Jerlov became an associate professor of oceanography at the University of Gothenburg, Sweden in 1953. He worked at the Swedish Fisheries Board from 1948 to 1958, at the Oceanographic Institute from 1957 to 1961, and managed a laboratory in oceanography in Gothenburg in 1961. In 1963 he was appointed professor of physical oceanography in Copenhagen, Denmark.
Jerlov participated in the Swedish deep-sea Albatross expedition in 1947–1948, a joint Italian-Swedish oceanographic expedition in 1955, Auguste Piccard's diving expedition with the Bathyscaphe deep-sea submersible in the Mediterranean in 1957, and the international oceanographic expedition with RRS Discovery II in 1959. He became a member of the Royal Society of Arts and Sciences in Gothenburg in 1954, a Fellow of International Oceanographic Foundation and Member of Corporation of Bermuda Biological Station in 1958, and Chairman of the Commission on Radiant Energy in the Sea in 1960. Beyond ocean optics, Jerlov also researched nuclear physics, environmental pollution, and the ocean heat budget. He was a knight of the Order of the North Star.

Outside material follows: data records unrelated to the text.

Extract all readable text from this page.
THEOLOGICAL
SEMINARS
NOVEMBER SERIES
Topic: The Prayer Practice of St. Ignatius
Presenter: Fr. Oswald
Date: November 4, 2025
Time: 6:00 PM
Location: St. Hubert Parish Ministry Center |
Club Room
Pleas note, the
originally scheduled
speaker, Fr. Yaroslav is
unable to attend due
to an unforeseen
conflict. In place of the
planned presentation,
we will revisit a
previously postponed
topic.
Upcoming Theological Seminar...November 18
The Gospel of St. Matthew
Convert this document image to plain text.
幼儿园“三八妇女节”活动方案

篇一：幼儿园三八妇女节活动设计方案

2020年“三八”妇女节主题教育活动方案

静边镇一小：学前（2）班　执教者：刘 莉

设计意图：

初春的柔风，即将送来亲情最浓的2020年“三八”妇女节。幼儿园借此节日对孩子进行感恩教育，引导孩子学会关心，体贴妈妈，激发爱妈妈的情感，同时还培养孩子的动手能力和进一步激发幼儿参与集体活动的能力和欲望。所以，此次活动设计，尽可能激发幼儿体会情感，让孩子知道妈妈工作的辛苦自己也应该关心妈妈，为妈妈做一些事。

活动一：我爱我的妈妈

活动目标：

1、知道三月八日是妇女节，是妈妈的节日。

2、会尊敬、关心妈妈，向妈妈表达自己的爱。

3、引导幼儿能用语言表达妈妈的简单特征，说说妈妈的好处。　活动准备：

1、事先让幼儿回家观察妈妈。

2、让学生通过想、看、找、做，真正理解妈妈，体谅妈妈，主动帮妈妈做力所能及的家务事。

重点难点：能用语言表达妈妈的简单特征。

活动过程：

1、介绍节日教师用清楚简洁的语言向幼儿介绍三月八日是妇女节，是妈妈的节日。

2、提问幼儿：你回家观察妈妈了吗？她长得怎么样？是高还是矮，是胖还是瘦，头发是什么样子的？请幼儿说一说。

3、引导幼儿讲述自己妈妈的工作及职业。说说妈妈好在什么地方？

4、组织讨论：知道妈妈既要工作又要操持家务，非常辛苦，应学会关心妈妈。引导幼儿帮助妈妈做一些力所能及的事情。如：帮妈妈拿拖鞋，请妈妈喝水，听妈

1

Aboard the Albatross expedition in the 1940s, Jerlov began to observe the variability in the color and light-absorbing properties of ocean waters. He proposed a water mass classification scheme for different water bodies based on their optical properties. After becoming a professor at the University of Copenhagen in Denmark in 1963, he wrote a book called Optical Oceanography, later renamed Marine Optics, a fundamental text to the field of oceanography. He served on the International Association for Physical Oceanography, the Scientific Committee on Oceanic Research, the Nordic Committee on Physical Oceanography, and the Danish National Board for Oceanography. Jerlov retired in 1978.
Jerlov died May 29, 1990, in Haga, Gothenburg, Sweden. He is buried in the memorial grove at Kviberg Cemetery in Gothenburg.
Published works
- 1939: Effect of Chemical Combination on X-Ray Emission Spectra
- 1951: Optical Studies of Ocean Water. Reports of the Swedish Deep-Sea Expedition
- 1953: Particle Distribution in the Ocean
- 1956: The Equatorial Currents in the Pacific
- 1958: Maxima in the vertical Distribution of Particles in the Sea
- 1961: Optical Measurements in the eastern North Atlantic. Discovery II exp. of August and September 1959, Medd. Oceanogr. Inst. Goteborg
- 1964: Factors influencing the colour of the oceans, in: Studies on Oceanography
- 1968: Optical Oceanography
- 1964: Optical classification of ocean water, in: Physical Aspects of Light in the Sea: A Symposium, J. E. Tyler, Ed.